Somos un país enjaranado. La deuda pública equivalía en el 2019 al 58 % del producto interno bruto, este año llegará al 70 % y en diciembre del 2021, al 80%.

Olman Segura, director del Centro Internacional de Política Económica para el Desarrollo Sostenible (Cinpe), de la Universidad Nacional, lo explica con el mejor ejemplo: “Es como si una familia tuviera la tarjeta de crédito casi al tope y no tiene cómo pagar los intereses. Entonces, busca otra tarjeta para los intereses de la primera y, ahora, tiene dos tarjetas. Luego tiene una tercera y una cuarta".

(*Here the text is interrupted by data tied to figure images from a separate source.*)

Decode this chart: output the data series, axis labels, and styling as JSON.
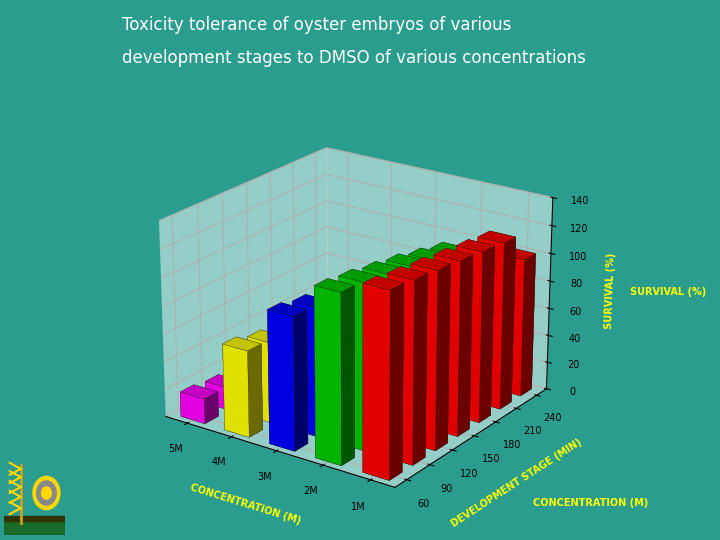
{
  "title_line1": "Toxicity tolerance of oyster embryos of various",
  "title_line2": "development stages to DMSO of various concentrations",
  "title_color": "#FFFFFF",
  "background_color": "#2a9d8f",
  "left_stripe_color": "#1a6b5a",
  "xlabel": "DEVELOPMENT STAGE (MIN)",
  "ylabel": "CONCENTRATION (M)",
  "zlabel": "SURVIVAL (%)",
  "xlabel_color": "#FFFF00",
  "ylabel_color": "#FFFF00",
  "zlabel_color": "#FFFF00",
  "dev_stages": [
    60,
    90,
    120,
    150,
    180,
    210,
    240
  ],
  "concentrations": [
    "1M",
    "2M",
    "3M",
    "4M",
    "5M"
  ],
  "bar_colors": [
    "#FF0000",
    "#00CC00",
    "#0000FF",
    "#FFFF00",
    "#FF00FF"
  ],
  "survival_data": [
    [
      130,
      128,
      126,
      124,
      122,
      120,
      100
    ],
    [
      120,
      118,
      115,
      112,
      108,
      104,
      88
    ],
    [
      95,
      92,
      90,
      87,
      83,
      78,
      70
    ],
    [
      62,
      58,
      53,
      48,
      43,
      38,
      32
    ],
    [
      18,
      16,
      15,
      13,
      12,
      11,
      9
    ]
  ],
  "zlim": [
    0,
    140
  ],
  "zticks": [
    0,
    20,
    40,
    60,
    80,
    100,
    120,
    140
  ],
  "wall_color": "#FFFFFF",
  "tick_color": "#000000",
  "figsize": [
    7.2,
    5.4
  ],
  "dpi": 100,
  "elev": 22,
  "azim": -55
}
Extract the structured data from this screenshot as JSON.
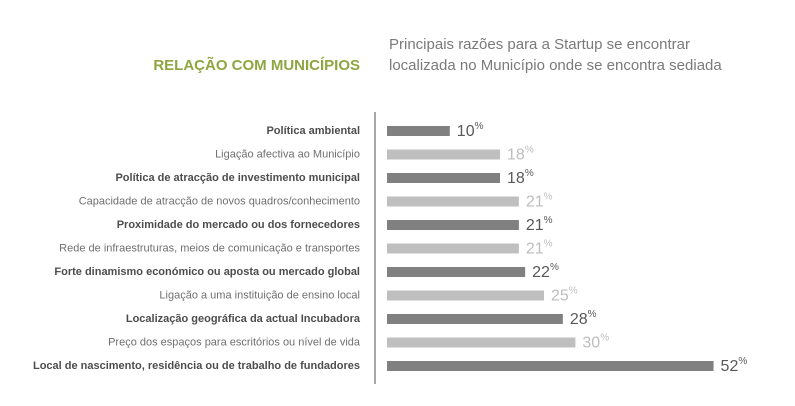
{
  "chart_data": {
    "type": "bar",
    "orientation": "horizontal",
    "title": "RELAÇÃO COM MUNICÍPIOS",
    "subtitle": [
      "Principais razões para a Startup se encontrar",
      "localizada no Município onde se encontra sediada"
    ],
    "categories": [
      "Política ambiental",
      "Ligação afectiva ao Município",
      "Política de atracção de investimento municipal",
      "Capacidade de atracção de novos quadros/conhecimento",
      "Proximidade do mercado ou dos fornecedores",
      "Rede de infraestruturas, meios de comunicação e transportes",
      "Forte dinamismo económico ou aposta ou mercado global",
      "Ligação a uma instituição de ensino local",
      "Localização geográfica da actual Incubadora",
      "Preço dos espaços para escritórios ou nível de vida",
      "Local de nascimento, residência ou de trabalho de fundadores"
    ],
    "values": [
      10,
      18,
      18,
      21,
      21,
      21,
      22,
      25,
      28,
      30,
      52
    ],
    "value_labels": [
      "10%",
      "18%",
      "18%",
      "21%",
      "21%",
      "21%",
      "22%",
      "25%",
      "28%",
      "30%",
      "52%"
    ],
    "colors": [
      "#808080",
      "#bfbfbf",
      "#808080",
      "#bfbfbf",
      "#808080",
      "#bfbfbf",
      "#808080",
      "#bfbfbf",
      "#808080",
      "#bfbfbf",
      "#808080"
    ]
  }
}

Esa es Costa Rica: con deudas hasta el cuello por la ineficiente y, por ello, carísima estructura del Estado. Tenemos 330 instituciones, muchas que hacen lo mismo. Financiamos a 325.000 funcionarios, y muy bien, a sabiendas de que bastantes sobran.

Pagamos pensiones de lujo a exempleados públicos porque era su “derecho”. Construimos obras públicas a lo loco, sin plan, sin preingeniería, pues nos acostumbramos a pagar el doble por todo. Ese decir “de por sí es dinero público” nos pasó la factura.

Por irresponsabilidad mía, suya, de políticos, sindicalistas, de los poderes Ejecutivo, Legislativo y Judicial y las municipalidades llegamos a una puerta sin salida. El Estado está igual que una familia en crisis: “O sacamos a los hijos del colegio o vendemos el carro, o gastamos menos al mes en gasolina, o bajamos las compras”, ejemplificó Segura.

La inacción de los gobiernos, presidentes de la República y diputados anteriores nos puso frente al temido Fondo Monetario Internacional (FMI). Desgraciadamente, es la salida de emergencia. Estamos obligados al ajuste más grande en materia fiscal de los últimos 40 años. Mentira que hay más salidas. Lo que no se hizo en cuatro décadas de dejadez nunca se hará en meses sin la presión del FMI.

Seamos conscientes. Por irresponsabilidad colectiva, por tolerar un Estado tan costoso y por endeudarnos en más de lo que producimos, estamos obligados otra vez a negociar medidas dolorosas con el FMI. Nos la buscamos. Nos buscamos que la disciplina fiscal venga desde fuera porque ninguno, en esta “casa”, logró poner orden. Entonces, a asumir las consecuencias.